Spend Matters welcomes a guest post from Jade Savage, of Mintec.
Over the past year, the price of rice has risen considerably in the tiger cub economies of the world. Thailand, India, and Pakistan account for 30% of world rice production and 60% of world exports. But how much will their rice prices impact import demand in the US, which grows over 60% more rice than it consumes?
The US typically produces around 6-7m tonnes of rice each year. Half of this is exported, mainly to Mexico and Central America, while the remainder is consumed domestically.

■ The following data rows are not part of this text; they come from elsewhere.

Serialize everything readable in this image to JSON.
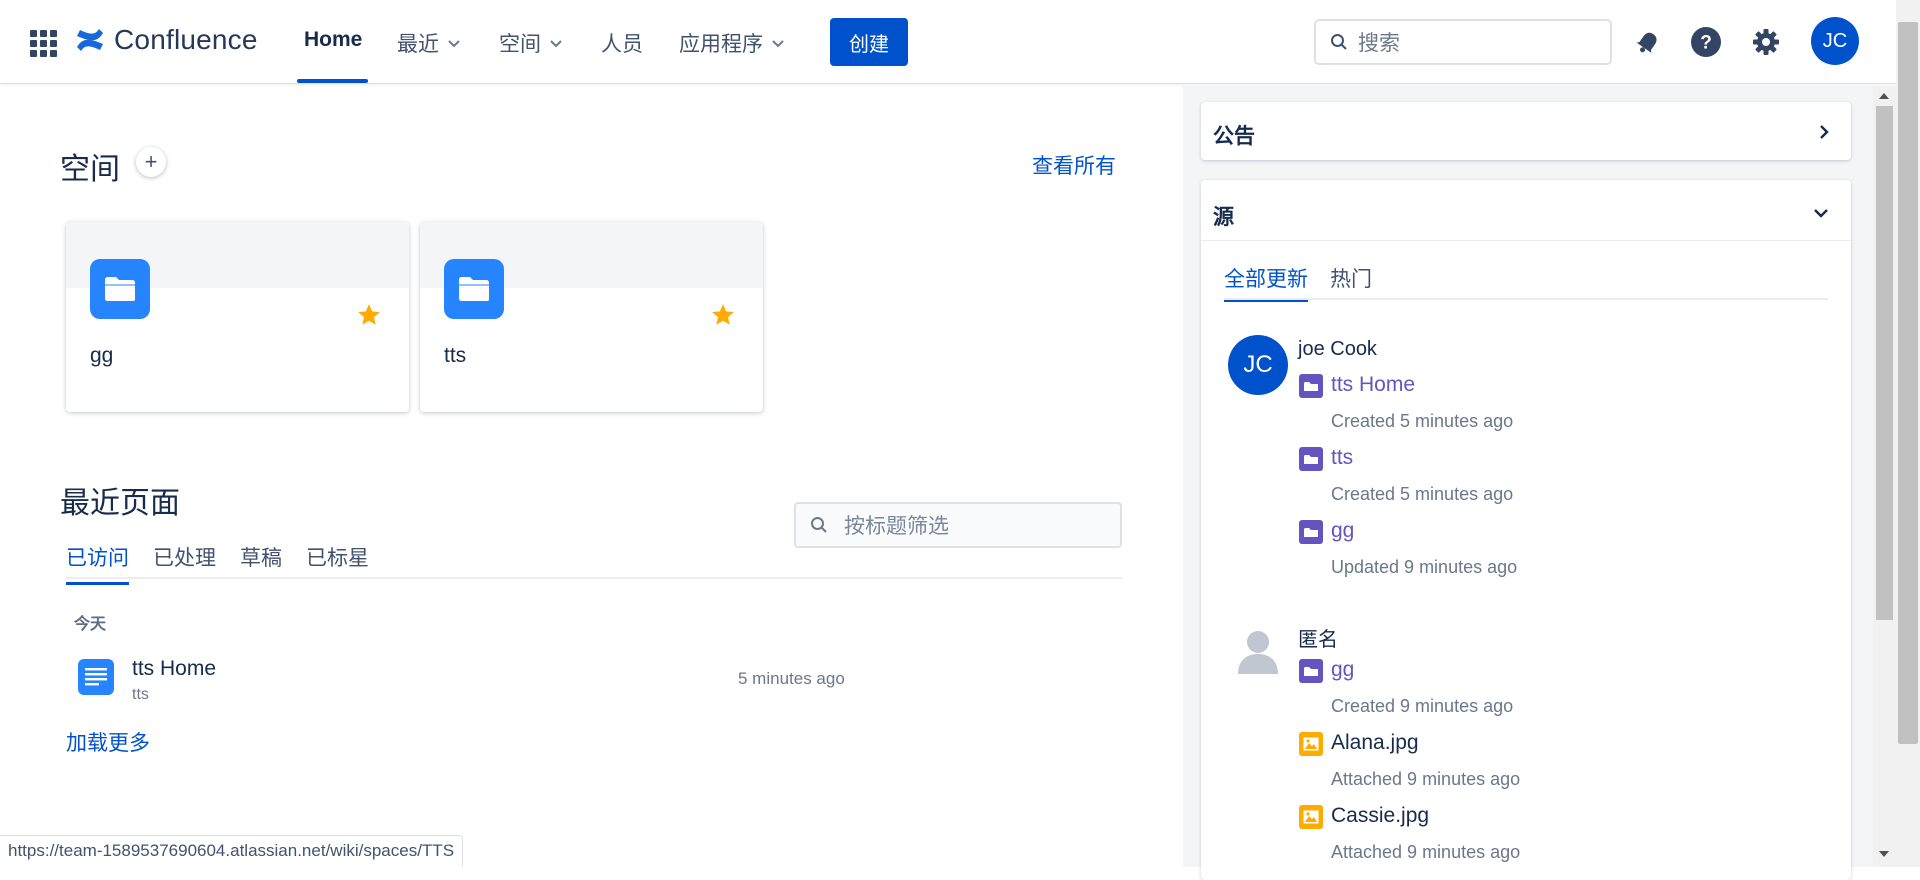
{
  "nav": {
    "product": "Confluence",
    "items": [
      {
        "label": "Home",
        "active": true
      },
      {
        "label": "最近",
        "dropdown": true
      },
      {
        "label": "空间",
        "dropdown": true
      },
      {
        "label": "人员"
      },
      {
        "label": "应用程序",
        "dropdown": true
      }
    ],
    "create_label": "创建",
    "search_placeholder": "搜索",
    "avatar_initials": "JC"
  },
  "spaces": {
    "heading": "空间",
    "see_all": "查看所有",
    "cards": [
      {
        "name": "gg",
        "starred": true
      },
      {
        "name": "tts",
        "starred": true
      }
    ]
  },
  "recent": {
    "heading": "最近页面",
    "filter_placeholder": "按标题筛选",
    "tabs": [
      "已访问",
      "已处理",
      "草稿",
      "已标星"
    ],
    "active_tab": "已访问",
    "group_label": "今天",
    "items": [
      {
        "title": "tts Home",
        "space": "tts",
        "time": "5 minutes ago"
      }
    ],
    "load_more": "加载更多"
  },
  "status_url": "https://team-1589537690604.atlassian.net/wiki/spaces/TTS",
  "side": {
    "announcements_title": "公告",
    "feed_title": "源",
    "feed_tabs": [
      "全部更新",
      "热门"
    ],
    "active_feed_tab": "全部更新",
    "feed": [
      {
        "user": "joe Cook",
        "initials": "JC",
        "entries": [
          {
            "title": "tts Home",
            "meta": "Created 5 minutes ago",
            "kind": "space"
          },
          {
            "title": "tts",
            "meta": "Created 5 minutes ago",
            "kind": "space"
          },
          {
            "title": "gg",
            "meta": "Updated 9 minutes ago",
            "kind": "space"
          }
        ]
      },
      {
        "user": "匿名",
        "initials": "",
        "entries": [
          {
            "title": "gg",
            "meta": "Created 9 minutes ago",
            "kind": "space"
          },
          {
            "title": "Alana.jpg",
            "meta": "Attached 9 minutes ago",
            "kind": "image"
          },
          {
            "title": "Cassie.jpg",
            "meta": "Attached 9 minutes ago",
            "kind": "image"
          }
        ]
      }
    ]
  },
  "colors": {
    "brand": "#0052cc",
    "space_icon": "#2684ff",
    "star": "#ffab00",
    "feed_link": "#6554c0",
    "image_icon": "#ffab00"
  }
}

The US only imports 600-650,000 tonnes of rice each year. This volume is mostly made up of jasmine rice from Thailand and basmati rice from India and Pakistan, both of which have a more distinct aroma and flavour than the non-aromatic rice which is primarily grown in the US.
Jasmine rice, also known as Thai Hom Mali, is the most common variety of rice used in Southeast Asian dishes, while basmati rice is preferred in South Asian and Middle Eastern dishes. Demand for both types of rice is on the rise in the US, but how have their prices evolved over the past year and what effect could that have on US demand?

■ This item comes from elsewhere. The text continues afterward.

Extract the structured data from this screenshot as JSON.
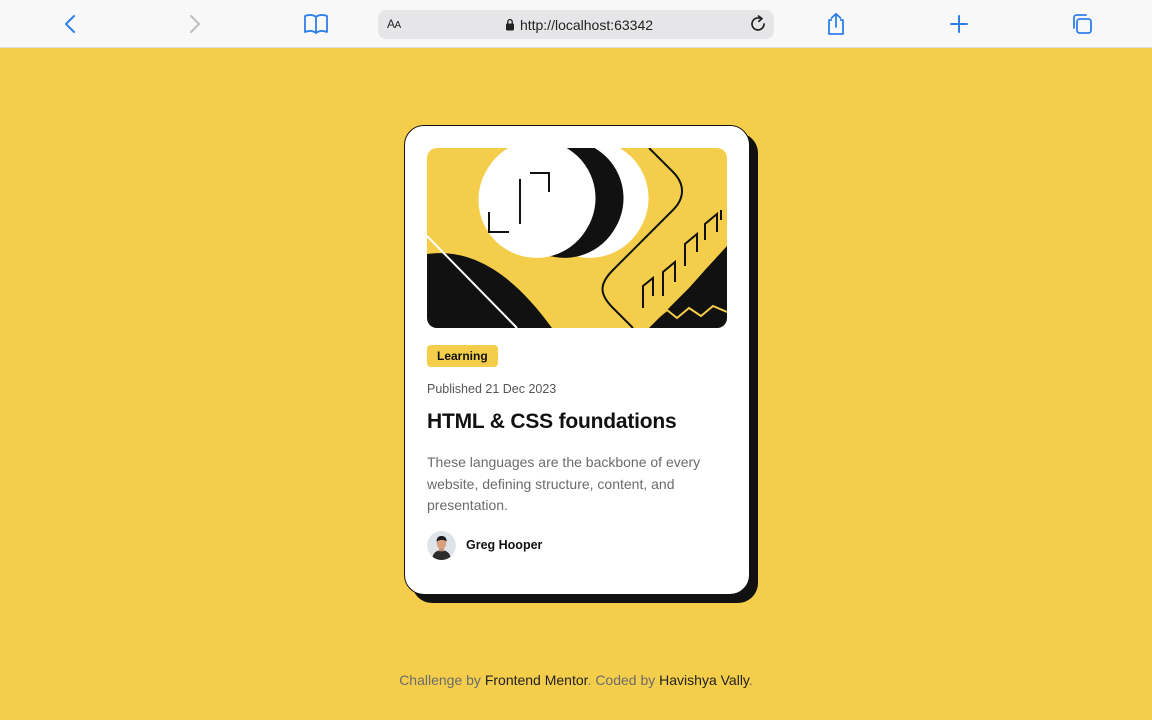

Indian basmati rice prices are up almost 75% year-on-year due to a smaller crop and higher input costs including electricity, fertilisers, and wages. Planted area for basmati rice was reduced as an increase in the minimum support price (MSP) offered from the government for non-basmati rice gave farmers some incentive to switch to growing non-basmati varieties.
In Pakistan, basmati rice prices are up more than 30% year-on-year, supported by higher input costs and reduced plantings of basmati rice in favour of other, higher yielding rice varieties. Over the past three years, there has been a 27% reduction in basmati planted area.
In Thailand, jasmine rice prices began rising in July 2011 after the victory of the Pheu Thai party in Thailand’s election. The party had promised to buy large volumes of domestic rice (including jasmine rice) at above-market rates in order to support farmers’ incomes, and their victory in the election led to widespread hoarding of rice by farmers who awaited guarantees of higher prices. The scheme was first implemented in October 2011 and renewed in October 2012, and prices have remained firm as a result. Prices are up 13% year-on-year.
But will this surge in prices lead to a shift in demand toward more of the US’s home grown rice, which has seen very little price movement in comparison? It appears not, as the most recent forecasts peg rice imports into the US at 700,000 tonnes in 2013, an increase of 8% on last year’s 650,000 tonnes. Even with all this roaring there’s just no substitute for the sweet taste of aromatic rice.